Derivative of Implicit Functions

Implicit Function
If the independent and the dependent variables are mixed up in such a way that the dependent variable cannot be expressed in terms of the independent variable, this function is called an implicit function.

For example, $${x^2} + {y^2} – x + y + 3 = 0$$ is an implicit function, because the dependent variable $$y$$ cannot be expressed in terms of the independent variable $$x$$.

Example: Find $$\frac{{dy}}{{dx}}$$ if the given implicit function is $${x^2} + {y^2} = {a^2}$$

We have the given implicit function
\[{x^2} + {y^2} = {a^2}\]

Differentiating with respect to $$x$$, we have
\[\frac{d}{{dx}}{x^2} + \frac{d}{{dx}}{y^2} = \frac{d}{{dx}}{a^2}\]

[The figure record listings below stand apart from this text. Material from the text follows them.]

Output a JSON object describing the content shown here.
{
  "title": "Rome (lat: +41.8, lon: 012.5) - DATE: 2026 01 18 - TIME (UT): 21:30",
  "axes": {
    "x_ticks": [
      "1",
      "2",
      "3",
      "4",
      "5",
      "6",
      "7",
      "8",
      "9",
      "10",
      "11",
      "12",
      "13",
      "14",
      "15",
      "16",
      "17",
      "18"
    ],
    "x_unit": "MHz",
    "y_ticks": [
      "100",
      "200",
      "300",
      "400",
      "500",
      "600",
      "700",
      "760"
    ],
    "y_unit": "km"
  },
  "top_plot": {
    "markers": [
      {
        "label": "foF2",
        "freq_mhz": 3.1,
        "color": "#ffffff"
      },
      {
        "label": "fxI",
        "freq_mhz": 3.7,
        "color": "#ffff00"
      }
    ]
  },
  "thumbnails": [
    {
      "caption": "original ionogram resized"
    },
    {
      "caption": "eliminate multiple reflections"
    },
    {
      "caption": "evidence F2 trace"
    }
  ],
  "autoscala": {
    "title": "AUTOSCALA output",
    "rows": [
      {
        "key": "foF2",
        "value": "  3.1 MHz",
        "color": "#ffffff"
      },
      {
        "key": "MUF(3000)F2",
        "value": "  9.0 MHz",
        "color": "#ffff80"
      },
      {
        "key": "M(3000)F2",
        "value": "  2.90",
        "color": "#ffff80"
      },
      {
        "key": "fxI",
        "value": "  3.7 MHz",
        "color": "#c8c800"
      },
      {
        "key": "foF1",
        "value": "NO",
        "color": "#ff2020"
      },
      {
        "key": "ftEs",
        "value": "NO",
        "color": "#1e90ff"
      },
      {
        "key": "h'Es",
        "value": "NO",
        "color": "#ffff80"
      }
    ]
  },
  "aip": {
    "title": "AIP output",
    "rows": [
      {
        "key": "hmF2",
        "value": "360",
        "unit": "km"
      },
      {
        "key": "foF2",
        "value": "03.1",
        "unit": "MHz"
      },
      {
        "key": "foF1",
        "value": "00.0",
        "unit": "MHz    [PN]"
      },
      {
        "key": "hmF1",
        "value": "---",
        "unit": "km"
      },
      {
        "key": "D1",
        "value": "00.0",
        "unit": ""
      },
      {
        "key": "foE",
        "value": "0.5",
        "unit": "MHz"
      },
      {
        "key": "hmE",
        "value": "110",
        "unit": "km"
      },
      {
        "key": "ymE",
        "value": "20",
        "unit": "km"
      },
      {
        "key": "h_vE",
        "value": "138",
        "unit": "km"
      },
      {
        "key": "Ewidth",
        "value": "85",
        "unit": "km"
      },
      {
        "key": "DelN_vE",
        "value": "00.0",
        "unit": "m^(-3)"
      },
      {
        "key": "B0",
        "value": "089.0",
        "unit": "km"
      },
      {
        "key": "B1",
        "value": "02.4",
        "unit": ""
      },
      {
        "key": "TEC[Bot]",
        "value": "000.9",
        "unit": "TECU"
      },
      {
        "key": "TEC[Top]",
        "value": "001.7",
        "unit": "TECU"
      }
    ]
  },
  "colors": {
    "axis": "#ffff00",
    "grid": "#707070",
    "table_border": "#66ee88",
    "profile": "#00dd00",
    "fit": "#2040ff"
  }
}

Here, $${a^2}$$ any constant and the derivative of the constant function is zero.
\[\begin{gathered} 2x + 2y\frac{{dy}}{{dx}} = 0 \\ \Rightarrow 2y\frac{{dy}}{{dx}} = – 2x \\ \Rightarrow \frac{{dy}}{{dx}} = – \frac{{2x}}{{2y}} \\ \Rightarrow \frac{{dy}}{{dx}} = – \frac{x}{y} \\ \end{gathered} \]